Chouaib, qui passe son bac dans quelques jours, se présente comme un expert en la matière. Il explique les différentes possibilités de triche «grâce» au TIC. «Nous utilisons le téléphone portable, bien qu'il soit interdit. Ce dernier peut avoir plusieurs usages et il est réellement d'une grande utilité. Nous pouvons, par exemple, communiquer facilement avec des personnes à l'extérieur grâce aux SMS et même à l'aide du kit oreillette», indique-t-il. «D'autres utilisent le Bluetooth pour communiquer. La méthode est simple. Elle consiste à vider un stylo à bille et à remplacer son contenu par l'appareillage du Bluetooth et le tour est joué. Quant aux smartphones, ils ont vraiment changé la donne. On peut tout simplement naviguer sur Internet et trouver toutes les informations que l'on souhaite», poursuit Chouaib. Toutes les méthodes sont bonnes à prendre, si cela peut éviter la lourde tâche de l'apprentissage par cœur de leçons jugées trop longues et trop nombreuses.

Quel risque ?

Il est strictement interdit d'utiliser les documents, les calculatrices, sauf dans les épreuves où leur utilisation est nécessaire. Le téléphone portable ne peut être introduit dans la salle des examens. Il ne faut pas parler avec les autres, ni échanger des feuilles lors du déroulements des épreuves… Les élèves sont très conscients de cela, mais n'y accordent aucune importance.

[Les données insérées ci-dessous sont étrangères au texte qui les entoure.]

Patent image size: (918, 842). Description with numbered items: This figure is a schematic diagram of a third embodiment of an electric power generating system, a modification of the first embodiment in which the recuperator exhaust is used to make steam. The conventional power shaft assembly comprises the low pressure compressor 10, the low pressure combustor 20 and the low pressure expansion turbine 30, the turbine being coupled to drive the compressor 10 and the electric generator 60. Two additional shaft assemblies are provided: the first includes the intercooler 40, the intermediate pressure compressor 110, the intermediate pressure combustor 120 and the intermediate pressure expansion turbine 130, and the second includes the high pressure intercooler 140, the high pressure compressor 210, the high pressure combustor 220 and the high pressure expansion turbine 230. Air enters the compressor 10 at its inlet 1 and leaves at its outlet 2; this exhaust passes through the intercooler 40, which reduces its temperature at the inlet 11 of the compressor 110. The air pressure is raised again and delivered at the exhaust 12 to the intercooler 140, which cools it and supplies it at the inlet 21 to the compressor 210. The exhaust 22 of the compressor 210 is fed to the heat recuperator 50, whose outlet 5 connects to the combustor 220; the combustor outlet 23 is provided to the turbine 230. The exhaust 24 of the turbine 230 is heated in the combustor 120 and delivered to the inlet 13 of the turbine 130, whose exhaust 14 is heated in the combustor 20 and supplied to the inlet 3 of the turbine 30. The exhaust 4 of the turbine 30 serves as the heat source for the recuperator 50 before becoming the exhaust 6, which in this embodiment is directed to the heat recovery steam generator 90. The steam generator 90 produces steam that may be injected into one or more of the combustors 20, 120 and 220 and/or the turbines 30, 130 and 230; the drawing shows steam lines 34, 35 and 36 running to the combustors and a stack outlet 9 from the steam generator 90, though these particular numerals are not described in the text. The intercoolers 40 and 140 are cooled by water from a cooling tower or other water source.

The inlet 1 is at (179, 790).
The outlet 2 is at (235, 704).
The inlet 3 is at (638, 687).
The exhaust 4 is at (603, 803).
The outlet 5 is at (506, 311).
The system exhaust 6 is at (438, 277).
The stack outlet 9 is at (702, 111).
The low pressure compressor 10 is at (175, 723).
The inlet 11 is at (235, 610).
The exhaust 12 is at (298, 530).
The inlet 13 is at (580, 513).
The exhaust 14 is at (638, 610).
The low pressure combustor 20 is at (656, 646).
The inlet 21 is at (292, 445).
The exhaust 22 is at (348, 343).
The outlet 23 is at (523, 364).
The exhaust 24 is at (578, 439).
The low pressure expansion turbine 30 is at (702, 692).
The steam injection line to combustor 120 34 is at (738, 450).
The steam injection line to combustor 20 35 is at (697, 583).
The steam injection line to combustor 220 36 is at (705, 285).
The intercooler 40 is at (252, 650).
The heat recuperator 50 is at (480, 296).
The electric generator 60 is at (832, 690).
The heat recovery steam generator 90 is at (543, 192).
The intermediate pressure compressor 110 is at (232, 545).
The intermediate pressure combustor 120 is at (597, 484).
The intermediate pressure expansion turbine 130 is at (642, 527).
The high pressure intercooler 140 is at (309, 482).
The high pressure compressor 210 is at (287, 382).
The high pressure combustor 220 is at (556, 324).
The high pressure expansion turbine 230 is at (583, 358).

Pour assurer une égalité des chances, le ministère de l'Éducation nationale a édicté un ensemble de textes qui visent à sanctionner sévèrement la triche lors des examens. Le dernier en date remonte au 8 mars 1999. Il a pointé du doigt la pratique, en insistant sur la constitution de conseils disciplinaires spéciaux pour statuer sur les cas de fraude. Le refus de la candidature du tricheur pendant deux années scolaires fait partie des sanctions de la triche. Considérée comme un manquement au contrat éducatif entre l'élève, ses camarades et ses enseignants, la fraude est contre l'éthique. Dans ce sens, le dahir 1-58-060 (promulgué le 25 juin 1958) définit la triche lors des examens comme un délit passible d'une peine d'emprisonnement de 1 à 3 mois de prison ferme et d'une amende.